Number' :: Integral a => a -> Object a

And add an extra branch to f:

case x of
    …
    Number' n -> a - n

Then GHC will be forced to consider two branches, right? Well in general, the answer would be yes. But in our simple example, GHC will still happily produce the same tight loop. What is happening is that GHC fuses the list of Object values from the list comprehension, learning that no values are constructed with the Number' constructor, inferring that the new branch is still redundant.

But if we forced either the folding function or the object list and its elements to not inline (with NOINLINE or producing the objects elsewhere), or indeed constructed values with multiple constructors, then GHC would be forced to consider all type-correct branches.

So, in general, GADTs are optimized pretty well. But what about existentials? Consider using this ObjectE instead of Object:

data ObjectE where
    NumberE :: Integral a => a -> ObjectE

Here we're just saying that we don't care which number type a given object is, only that it has an Integral instance. But if we compare the performance of this fold over [ObjectE]:

foldl (\a (NumberE b) -> a + fromIntegral b) 0
    [ NumberE x | x <- [1..1000000 :: Int] ]

To the performance of a similar fold over [Object Int], the numbers are as follows:

[Object Int]: 51 KB allocated and execution time about 5ms
[ObjectE]: 32,000 KB allocated and execution time about 30ms

That is, because of an existential, our program got six times slower, and additionally started allocating space linear to input size. What exactly is going on here?

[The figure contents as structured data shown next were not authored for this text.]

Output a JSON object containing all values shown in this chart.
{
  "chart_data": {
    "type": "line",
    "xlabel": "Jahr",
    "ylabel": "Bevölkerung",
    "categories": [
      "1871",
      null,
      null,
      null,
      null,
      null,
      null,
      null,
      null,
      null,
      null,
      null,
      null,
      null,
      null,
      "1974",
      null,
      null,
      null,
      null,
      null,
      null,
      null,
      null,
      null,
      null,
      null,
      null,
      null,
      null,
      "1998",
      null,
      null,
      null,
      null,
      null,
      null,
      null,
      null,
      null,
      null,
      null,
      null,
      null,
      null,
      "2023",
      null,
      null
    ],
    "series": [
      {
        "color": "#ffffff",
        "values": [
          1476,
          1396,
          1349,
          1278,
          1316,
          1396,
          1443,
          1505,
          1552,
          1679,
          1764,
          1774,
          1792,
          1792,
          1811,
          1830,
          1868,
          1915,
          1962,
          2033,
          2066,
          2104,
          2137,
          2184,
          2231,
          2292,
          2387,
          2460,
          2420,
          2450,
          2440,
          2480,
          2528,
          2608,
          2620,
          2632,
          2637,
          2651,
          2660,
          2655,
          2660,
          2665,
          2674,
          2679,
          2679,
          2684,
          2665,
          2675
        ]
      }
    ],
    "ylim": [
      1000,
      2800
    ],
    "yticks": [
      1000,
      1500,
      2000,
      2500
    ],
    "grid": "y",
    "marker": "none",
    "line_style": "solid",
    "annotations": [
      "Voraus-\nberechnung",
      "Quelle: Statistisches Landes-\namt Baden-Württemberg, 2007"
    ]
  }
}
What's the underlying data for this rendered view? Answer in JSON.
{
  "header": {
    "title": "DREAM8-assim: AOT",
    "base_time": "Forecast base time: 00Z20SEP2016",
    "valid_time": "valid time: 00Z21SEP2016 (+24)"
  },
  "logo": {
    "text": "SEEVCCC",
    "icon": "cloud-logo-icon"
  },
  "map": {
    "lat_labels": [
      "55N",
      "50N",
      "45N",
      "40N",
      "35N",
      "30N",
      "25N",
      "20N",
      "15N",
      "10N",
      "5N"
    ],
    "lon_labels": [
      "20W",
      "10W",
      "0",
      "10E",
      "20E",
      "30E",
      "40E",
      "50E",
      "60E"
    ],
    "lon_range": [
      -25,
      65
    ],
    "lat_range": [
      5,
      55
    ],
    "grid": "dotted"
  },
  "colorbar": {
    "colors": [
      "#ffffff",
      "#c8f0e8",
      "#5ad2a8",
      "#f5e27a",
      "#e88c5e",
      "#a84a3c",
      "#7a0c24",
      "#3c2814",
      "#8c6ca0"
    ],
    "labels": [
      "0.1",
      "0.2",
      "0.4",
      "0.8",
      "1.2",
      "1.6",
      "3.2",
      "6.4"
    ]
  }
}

The problem is that by wrapping our numbers inside an existential, we are deliberately forgetting the type. The type class constraint lets us retain some information, but with an extra cost of a layer of indirection. Existentials force this indirection to persist through all GHC optimizations, and that's why our code was so slow. Furthermore, with that added indirection, GHC can no longer unbox our numbers as efficiently, which explains the extra allocations we observed.

The lessons here are that existentials have an overhead, and that extra type information available in GADTs helps not only the programmer, but also the compiler, by opening up extra possibilities for optimizations. GADT's are useful and fast, while existentials are just useful.